Des dispositions légales, la mise en place de formations pour tous et la nomination d’acteurs clés et indépendants dans la gestion de l’intelligence artificielle, comme des ombudsmans ou des organismes de réceptions de plaintes, sont les trois pistes de solutions qui ont été le plus souvent suggérées lors des consultations citoyennes entourant la Déclaration de Montréal sur le développement responsable de l’intelligence artificielle. Il s’agit de l’un des constats formulés en juin dernier lors du dévoilement des premiers résultats des délibérations citoyennes, qui ont été tenues à la suite du Forum IA responsable de novembre 2017. Plus de 500 personnes ont participé à ces événements, notamment à travers des cafés citoyens organisés dans les bibliothèques.

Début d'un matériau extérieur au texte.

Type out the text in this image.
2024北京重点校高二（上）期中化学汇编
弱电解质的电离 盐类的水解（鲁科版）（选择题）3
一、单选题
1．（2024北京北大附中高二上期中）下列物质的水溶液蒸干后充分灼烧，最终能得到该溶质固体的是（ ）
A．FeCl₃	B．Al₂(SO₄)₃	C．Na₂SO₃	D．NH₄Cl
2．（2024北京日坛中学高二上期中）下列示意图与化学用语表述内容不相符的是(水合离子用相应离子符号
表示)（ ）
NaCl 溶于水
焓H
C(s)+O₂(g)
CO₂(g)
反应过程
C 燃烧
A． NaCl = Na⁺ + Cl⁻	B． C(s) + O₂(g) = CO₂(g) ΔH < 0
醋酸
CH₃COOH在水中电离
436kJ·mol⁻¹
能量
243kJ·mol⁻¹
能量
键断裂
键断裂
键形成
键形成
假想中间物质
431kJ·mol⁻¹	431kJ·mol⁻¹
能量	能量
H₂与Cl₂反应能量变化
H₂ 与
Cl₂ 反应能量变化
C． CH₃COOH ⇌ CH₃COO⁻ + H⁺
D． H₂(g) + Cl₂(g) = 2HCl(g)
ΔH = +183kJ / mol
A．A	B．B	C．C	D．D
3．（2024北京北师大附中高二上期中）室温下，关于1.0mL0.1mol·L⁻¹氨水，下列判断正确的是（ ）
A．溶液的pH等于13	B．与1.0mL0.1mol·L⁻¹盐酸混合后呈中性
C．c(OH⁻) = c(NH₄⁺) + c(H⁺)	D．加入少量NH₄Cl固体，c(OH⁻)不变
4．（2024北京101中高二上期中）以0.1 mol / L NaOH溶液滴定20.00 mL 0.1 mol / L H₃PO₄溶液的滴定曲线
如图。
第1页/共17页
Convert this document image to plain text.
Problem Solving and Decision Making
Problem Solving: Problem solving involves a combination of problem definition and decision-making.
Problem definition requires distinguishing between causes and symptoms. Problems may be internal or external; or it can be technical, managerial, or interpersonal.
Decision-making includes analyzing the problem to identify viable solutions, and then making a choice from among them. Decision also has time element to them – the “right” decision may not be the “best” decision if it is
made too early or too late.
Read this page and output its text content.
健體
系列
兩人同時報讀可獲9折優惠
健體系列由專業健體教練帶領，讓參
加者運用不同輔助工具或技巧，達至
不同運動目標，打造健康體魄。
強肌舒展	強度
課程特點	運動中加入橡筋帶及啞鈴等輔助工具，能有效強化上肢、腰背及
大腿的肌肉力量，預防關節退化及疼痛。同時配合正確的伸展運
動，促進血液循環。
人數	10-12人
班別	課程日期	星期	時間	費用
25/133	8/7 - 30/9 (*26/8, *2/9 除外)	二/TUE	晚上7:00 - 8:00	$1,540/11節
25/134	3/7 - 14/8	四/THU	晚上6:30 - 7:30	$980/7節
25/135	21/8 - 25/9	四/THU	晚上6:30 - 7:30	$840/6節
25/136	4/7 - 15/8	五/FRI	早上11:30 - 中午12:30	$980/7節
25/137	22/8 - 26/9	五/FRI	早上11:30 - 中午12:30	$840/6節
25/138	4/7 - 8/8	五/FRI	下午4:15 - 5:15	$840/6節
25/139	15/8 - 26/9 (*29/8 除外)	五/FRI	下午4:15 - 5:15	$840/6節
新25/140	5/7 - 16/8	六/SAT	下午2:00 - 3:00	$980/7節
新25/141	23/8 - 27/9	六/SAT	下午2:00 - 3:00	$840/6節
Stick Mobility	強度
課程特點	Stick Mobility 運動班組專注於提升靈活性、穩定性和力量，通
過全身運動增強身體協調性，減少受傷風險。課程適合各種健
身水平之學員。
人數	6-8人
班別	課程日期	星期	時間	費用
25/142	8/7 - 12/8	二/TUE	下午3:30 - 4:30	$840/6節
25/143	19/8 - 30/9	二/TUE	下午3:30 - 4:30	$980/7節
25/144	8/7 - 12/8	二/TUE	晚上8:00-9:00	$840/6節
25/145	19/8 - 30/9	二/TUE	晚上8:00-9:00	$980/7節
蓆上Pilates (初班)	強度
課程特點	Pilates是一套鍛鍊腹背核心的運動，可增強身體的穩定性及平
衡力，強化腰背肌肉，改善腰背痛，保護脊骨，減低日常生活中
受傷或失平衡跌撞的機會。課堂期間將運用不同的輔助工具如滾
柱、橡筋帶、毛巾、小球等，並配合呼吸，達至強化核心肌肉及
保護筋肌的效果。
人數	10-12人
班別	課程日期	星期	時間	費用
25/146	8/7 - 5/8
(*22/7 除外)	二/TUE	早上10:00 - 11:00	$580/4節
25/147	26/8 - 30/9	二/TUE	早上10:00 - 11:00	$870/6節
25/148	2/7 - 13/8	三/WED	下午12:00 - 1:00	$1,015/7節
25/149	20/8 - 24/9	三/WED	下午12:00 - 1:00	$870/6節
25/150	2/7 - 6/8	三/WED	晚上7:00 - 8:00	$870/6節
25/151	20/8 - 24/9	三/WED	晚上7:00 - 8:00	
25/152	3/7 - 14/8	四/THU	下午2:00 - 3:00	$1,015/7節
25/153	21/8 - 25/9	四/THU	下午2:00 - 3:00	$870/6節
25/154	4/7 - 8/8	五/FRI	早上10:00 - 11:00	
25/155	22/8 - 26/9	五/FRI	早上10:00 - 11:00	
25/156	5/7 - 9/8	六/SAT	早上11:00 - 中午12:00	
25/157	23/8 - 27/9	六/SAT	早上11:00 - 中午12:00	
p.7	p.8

Parmi les sept principes énoncés dans la Déclaration de Montréal, soit la démocratie, la justice, la responsabilité, le bien-être, l’autonomie, la vie privée et la connaissance, c’est la responsabilité et l’autonomie qui y ont été le plus souvent mentionnées ou désignées comme prioritaires. Le bilan souligne que l’évocation par les participants des enjeux en matière d’environnement, de diversité, d’équité, de prudence et de transparence pourrait mener à l’ajout ou à la précision de principes dans la version finale de la Déclaration. La démarche de consultation citoyenne se poursuit cet automne. Les prochains résultats devraient être annoncés lors de la conférence Neural Information Processing Systems (NIPS), prévue à Montréal en décembre prochain.